By Longfellow Benefits Jan 2, 2008
You’ve scrutinized the deal until your eyes hurt, but if you haven’t examined employee benefits carefully, you haven’t done your job in mergers and acquisitions (M&A) due diligence, says Patrick J. Haraden, director of employee benefit services at Longfellow Benefits.

“If you don’t review benefits and take the right steps, it could cost your client plenty and cause employee dissatisfaction,” says Haraden, whose Boston-based firm advises New England employers on benefit plans.

If your organization has employees in Massachusetts or will gain them via the acquisition, the new entity must comply with the state’s new health care law, he points out.

“Employee benefit costs may continue after acquisition,” he adds. “These are significant liabilities that may not be on balance sheets or readily known or available. They can impact the fair purchase price or terms of the deal.”

Post-acquisition employee benefit costs can be
a significant liability.

COBRA's 'Poison Pill'

COBRA can be a poison pill, according to Haraden. The seller is obligated to make health insurance available under COBRA if a group health plan is maintained after the sale. The buyer must make COBRA continuation coverage available if the selling group ceases to provide any group health plan or the buying group is considered a successor employer. All current COBRA participants, COBRA eligibles in the notification period and employees on leaves of absence should be divulged.

“M&A agreements should allow access to each other’s COBRA records for at least 36 months after close,” Haraden recommends.

Massachusetts-Style Provisions Spread

Under the mandatory health care law, most Massachusetts employers must have a section 125 cafeteria plan and must not discriminate in their fully insured medical benefit offerings, Haraden notes.

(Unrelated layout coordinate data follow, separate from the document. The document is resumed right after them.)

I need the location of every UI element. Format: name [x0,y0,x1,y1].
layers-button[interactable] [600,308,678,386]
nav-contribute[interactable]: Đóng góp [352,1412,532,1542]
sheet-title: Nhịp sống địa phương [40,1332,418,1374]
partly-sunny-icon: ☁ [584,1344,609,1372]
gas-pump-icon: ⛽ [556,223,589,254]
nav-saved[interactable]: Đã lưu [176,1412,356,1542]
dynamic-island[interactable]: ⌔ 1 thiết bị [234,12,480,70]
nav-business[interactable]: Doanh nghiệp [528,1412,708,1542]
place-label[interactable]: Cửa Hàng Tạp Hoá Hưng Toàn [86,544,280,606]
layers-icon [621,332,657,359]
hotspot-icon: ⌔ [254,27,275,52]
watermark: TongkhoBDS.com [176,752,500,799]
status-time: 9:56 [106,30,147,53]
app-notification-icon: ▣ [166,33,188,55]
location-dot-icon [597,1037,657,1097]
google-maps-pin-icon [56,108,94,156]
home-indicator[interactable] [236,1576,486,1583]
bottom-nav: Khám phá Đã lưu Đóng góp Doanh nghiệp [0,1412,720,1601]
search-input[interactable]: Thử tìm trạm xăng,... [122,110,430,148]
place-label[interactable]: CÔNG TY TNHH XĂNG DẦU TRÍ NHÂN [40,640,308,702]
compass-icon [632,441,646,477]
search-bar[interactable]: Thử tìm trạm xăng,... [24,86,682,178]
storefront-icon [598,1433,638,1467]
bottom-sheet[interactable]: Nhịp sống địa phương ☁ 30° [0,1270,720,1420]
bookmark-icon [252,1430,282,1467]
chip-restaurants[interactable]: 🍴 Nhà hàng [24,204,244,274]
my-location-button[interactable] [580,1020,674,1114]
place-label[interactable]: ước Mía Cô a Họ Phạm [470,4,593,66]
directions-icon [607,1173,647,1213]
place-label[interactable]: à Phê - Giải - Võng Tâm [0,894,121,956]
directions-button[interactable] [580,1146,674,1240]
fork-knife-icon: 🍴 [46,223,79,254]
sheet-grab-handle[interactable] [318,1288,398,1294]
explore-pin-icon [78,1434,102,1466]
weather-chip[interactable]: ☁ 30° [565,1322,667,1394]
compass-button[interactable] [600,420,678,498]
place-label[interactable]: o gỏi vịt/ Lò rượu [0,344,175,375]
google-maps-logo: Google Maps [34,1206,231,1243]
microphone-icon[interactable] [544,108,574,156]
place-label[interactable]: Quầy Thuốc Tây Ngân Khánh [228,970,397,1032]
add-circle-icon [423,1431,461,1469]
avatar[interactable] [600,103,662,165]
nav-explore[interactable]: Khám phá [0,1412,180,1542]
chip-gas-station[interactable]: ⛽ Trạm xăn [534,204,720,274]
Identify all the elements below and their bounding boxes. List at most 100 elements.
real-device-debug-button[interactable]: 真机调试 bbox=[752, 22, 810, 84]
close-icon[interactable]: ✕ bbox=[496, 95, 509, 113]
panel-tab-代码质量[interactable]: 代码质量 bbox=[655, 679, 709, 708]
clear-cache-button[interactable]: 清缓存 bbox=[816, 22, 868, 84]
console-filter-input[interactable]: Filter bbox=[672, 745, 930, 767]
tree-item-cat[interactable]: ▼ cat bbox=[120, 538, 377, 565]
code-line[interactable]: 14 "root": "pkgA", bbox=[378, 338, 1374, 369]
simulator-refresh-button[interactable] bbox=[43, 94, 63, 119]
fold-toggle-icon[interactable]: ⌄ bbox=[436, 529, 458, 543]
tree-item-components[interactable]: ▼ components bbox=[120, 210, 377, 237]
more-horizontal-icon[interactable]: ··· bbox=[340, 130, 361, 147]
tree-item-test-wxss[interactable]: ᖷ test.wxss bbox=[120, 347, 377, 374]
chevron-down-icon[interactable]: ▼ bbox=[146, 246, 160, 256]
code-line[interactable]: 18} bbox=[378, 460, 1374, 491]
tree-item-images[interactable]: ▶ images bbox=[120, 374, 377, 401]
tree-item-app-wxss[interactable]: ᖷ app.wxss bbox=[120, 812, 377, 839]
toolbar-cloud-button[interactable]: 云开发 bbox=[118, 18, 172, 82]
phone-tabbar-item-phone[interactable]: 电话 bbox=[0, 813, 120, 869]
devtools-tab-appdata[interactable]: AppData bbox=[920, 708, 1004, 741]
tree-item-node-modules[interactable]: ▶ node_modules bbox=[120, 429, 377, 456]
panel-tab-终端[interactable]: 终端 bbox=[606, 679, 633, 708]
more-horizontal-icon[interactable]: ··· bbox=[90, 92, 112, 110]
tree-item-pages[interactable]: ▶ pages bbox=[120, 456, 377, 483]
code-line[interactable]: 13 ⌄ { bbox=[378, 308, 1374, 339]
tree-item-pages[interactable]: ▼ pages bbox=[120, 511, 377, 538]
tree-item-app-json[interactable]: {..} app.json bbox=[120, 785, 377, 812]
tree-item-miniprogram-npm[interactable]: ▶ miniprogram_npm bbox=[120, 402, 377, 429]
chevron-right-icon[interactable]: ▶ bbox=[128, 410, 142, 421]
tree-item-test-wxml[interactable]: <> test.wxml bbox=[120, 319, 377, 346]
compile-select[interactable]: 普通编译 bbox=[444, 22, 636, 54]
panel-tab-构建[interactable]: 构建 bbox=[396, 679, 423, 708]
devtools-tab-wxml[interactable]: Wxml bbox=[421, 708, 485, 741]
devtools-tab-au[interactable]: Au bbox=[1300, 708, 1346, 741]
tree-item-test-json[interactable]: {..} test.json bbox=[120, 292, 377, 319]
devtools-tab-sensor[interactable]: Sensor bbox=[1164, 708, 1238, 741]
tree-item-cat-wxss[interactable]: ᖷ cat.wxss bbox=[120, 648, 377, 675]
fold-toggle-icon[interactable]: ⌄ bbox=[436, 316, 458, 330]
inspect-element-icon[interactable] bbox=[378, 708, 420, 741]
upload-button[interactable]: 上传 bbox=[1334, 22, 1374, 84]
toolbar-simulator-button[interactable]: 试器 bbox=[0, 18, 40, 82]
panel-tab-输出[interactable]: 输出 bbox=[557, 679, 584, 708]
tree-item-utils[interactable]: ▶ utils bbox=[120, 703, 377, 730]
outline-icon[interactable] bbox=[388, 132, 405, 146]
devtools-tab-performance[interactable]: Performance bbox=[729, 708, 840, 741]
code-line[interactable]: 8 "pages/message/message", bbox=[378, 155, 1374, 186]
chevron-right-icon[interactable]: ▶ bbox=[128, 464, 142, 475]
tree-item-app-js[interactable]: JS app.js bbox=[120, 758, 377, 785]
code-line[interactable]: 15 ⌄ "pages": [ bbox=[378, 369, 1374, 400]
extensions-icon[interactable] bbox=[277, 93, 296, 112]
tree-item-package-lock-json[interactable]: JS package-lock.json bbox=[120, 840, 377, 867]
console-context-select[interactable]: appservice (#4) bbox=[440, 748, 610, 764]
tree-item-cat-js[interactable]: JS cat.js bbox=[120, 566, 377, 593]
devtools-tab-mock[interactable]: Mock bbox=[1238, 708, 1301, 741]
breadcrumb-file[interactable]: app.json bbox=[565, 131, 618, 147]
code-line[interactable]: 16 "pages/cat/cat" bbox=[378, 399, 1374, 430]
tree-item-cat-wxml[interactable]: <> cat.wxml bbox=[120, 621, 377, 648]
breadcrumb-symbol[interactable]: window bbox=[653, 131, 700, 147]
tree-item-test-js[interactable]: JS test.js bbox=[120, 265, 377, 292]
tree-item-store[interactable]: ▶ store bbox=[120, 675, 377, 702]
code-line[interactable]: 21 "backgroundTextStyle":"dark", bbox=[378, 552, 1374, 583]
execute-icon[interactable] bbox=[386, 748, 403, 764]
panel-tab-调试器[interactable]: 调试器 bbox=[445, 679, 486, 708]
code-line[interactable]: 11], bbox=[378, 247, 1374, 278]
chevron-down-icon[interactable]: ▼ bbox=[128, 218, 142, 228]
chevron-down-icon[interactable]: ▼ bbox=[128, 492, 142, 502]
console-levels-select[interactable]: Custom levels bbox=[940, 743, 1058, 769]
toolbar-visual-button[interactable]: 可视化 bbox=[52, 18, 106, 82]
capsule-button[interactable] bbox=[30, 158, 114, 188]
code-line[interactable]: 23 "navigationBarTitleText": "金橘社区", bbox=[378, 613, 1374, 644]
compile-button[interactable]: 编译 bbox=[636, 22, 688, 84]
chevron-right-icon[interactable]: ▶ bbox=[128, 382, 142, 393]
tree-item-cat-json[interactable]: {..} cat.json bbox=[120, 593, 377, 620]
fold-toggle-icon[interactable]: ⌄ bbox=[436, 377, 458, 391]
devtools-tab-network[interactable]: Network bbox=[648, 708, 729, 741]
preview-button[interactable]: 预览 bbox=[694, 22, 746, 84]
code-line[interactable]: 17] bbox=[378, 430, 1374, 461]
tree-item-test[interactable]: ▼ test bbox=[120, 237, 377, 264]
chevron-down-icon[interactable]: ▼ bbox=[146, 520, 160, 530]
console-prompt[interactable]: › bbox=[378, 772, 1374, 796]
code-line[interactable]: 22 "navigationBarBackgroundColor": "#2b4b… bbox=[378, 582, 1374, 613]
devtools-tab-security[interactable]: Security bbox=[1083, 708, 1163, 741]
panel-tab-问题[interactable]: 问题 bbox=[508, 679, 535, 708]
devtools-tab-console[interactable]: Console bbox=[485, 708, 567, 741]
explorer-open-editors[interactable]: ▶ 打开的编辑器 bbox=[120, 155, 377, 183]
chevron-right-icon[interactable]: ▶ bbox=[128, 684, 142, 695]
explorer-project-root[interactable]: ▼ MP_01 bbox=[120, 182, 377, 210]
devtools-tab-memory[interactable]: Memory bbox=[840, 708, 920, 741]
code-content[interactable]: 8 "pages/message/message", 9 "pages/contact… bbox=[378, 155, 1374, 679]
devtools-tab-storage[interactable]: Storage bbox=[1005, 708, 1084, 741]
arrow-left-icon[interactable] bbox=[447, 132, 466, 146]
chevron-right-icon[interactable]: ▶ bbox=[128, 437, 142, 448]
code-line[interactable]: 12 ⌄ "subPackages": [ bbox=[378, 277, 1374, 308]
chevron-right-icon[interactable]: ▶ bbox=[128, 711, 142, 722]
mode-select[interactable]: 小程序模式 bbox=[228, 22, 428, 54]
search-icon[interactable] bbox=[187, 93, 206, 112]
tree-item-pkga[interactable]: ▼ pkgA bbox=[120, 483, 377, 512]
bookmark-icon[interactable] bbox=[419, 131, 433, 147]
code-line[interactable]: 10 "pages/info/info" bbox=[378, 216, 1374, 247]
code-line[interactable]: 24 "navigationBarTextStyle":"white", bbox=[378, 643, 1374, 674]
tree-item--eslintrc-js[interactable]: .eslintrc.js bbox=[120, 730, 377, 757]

“It’s still early and difficult to evaluate impact for M&A due diligence,” he says.

Connecticut, Missouri and Rhode Island also require section 125 plans that give employees the opportunity to pay for benefits on a pretax basis. California was close to adopting other aspects of the Massachusetts model.

“Involve your employee benefits broker or consultant early. They most often have the required documents and expertise, and they have a vested interest in a good outcome,” Haraden advises.

And whenever possible, get data directly from vendors like insurance companies and 401(k) managers.

“Trust, but verify,” Haraden concludes.

This article is adapted and reposted with permission from Longfellow Benefits, a Boston-based insurance brokerage and consulting firm.